When I realized that I couldn’t get the content I liked without also seeing all the ads I didn’t like, I deleted the app.

What the original generation of bloggers can teach us about consistently showing up

So I deleted Instagram. But I still like knowing what’s going on. How could I stay tuned in to the topics that interest me without using a social media platform? My answer so far has been blogs. Yep, I’m going back in time, trying to set up camp in the simpler days of the internet, when bloggers published their writing regularly on actual websites (not on YouTube or Facebook or Twitter or TikTok or LinkedIn or Instagram).

Way back in 2008, I loved using Google Reader (R.I.P.) to follow my favorite blogs. My 2023 replacement is Feedly, where you can follow any website with an RSS feed. I’ve been searching for some of the old blogs I used to read, and while many of them are defunct or have mostly moved to social media, some of them are still! Around! And publishing very regularly, ten or fifteen years after I first discovered them.

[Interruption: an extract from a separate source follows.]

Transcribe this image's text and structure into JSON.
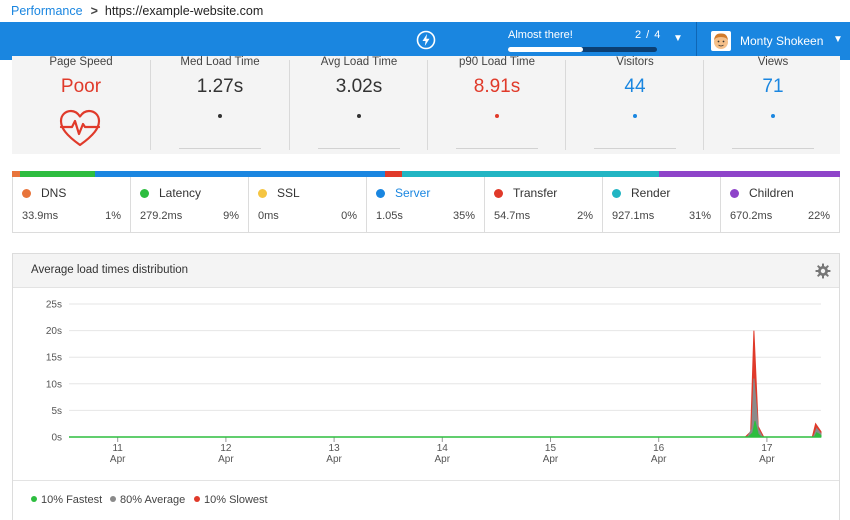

What does this have to do with thought leadership? For me, it’s the power of showing up consistently over time. When I saw my feed full of bloggers, writers, thinkers, and trend-watchers who had been publishing every day, week, or month for years and years, I was struck by how they kept showing up. Their work isn’t perfect. Every post isn’t going to win awards. But they’re clearly publishing as a creative practice.

A few of the still-standing blogs on my list: Cup of Jo, Shutterbean, swissmiss, and smitten kitchen. I can also use Feedly to follow the many, many good Substack newsletters that have cropped up, like Anne Helen Petersen’s culture deep dives and Roxane Gay’s curated takes.

How to keep showing up as a thought leader

Thought leadership works the same way. Most people don’t spontaneously generate an industry-changing idea on their first try. They think in public consistently over time. They keep showing up, working through their ideas, reflecting on their experiences, and inviting feedback and criticism. They keep showing up. 

  • Seth Godin is an obvious example. Say what you will about his Yoda-like, pithy posts about marketing – he shows up and practices every day, and he has for thousands of days. (And I didn’t realize until writing this that his latest book is literally called “The Practice: Shipping Creative Work.”)

 

  • Another example: Stephanie Nadi Olson​​​​​​​, founder of We Are Rosie. I often point to Stephanie as an example of a thought leadership “beacon.” The power of her work as a thought leader is that she’s constantly showing up, beating the drum about building a saner, more flexible way to work. I hear and see her everywhere. Just today, she popped up as a guest on Work Appropriate, a podcast from Crooked that I like (btw, it’s a really good episode on setting work “boundaries” — or not).

 

I’m not advocating for some kind of hustle culture where you can’t take a day off. But I do see the clear value of committing to a practice and knowing that your best ideas will rise to the top through the process of putting in the reps and thinking in public over time. The value of thought leadership isn’t going viral with one clever social media post. It’s about building a body of work over time and being brave enough to evolve your thinking in front of an audience.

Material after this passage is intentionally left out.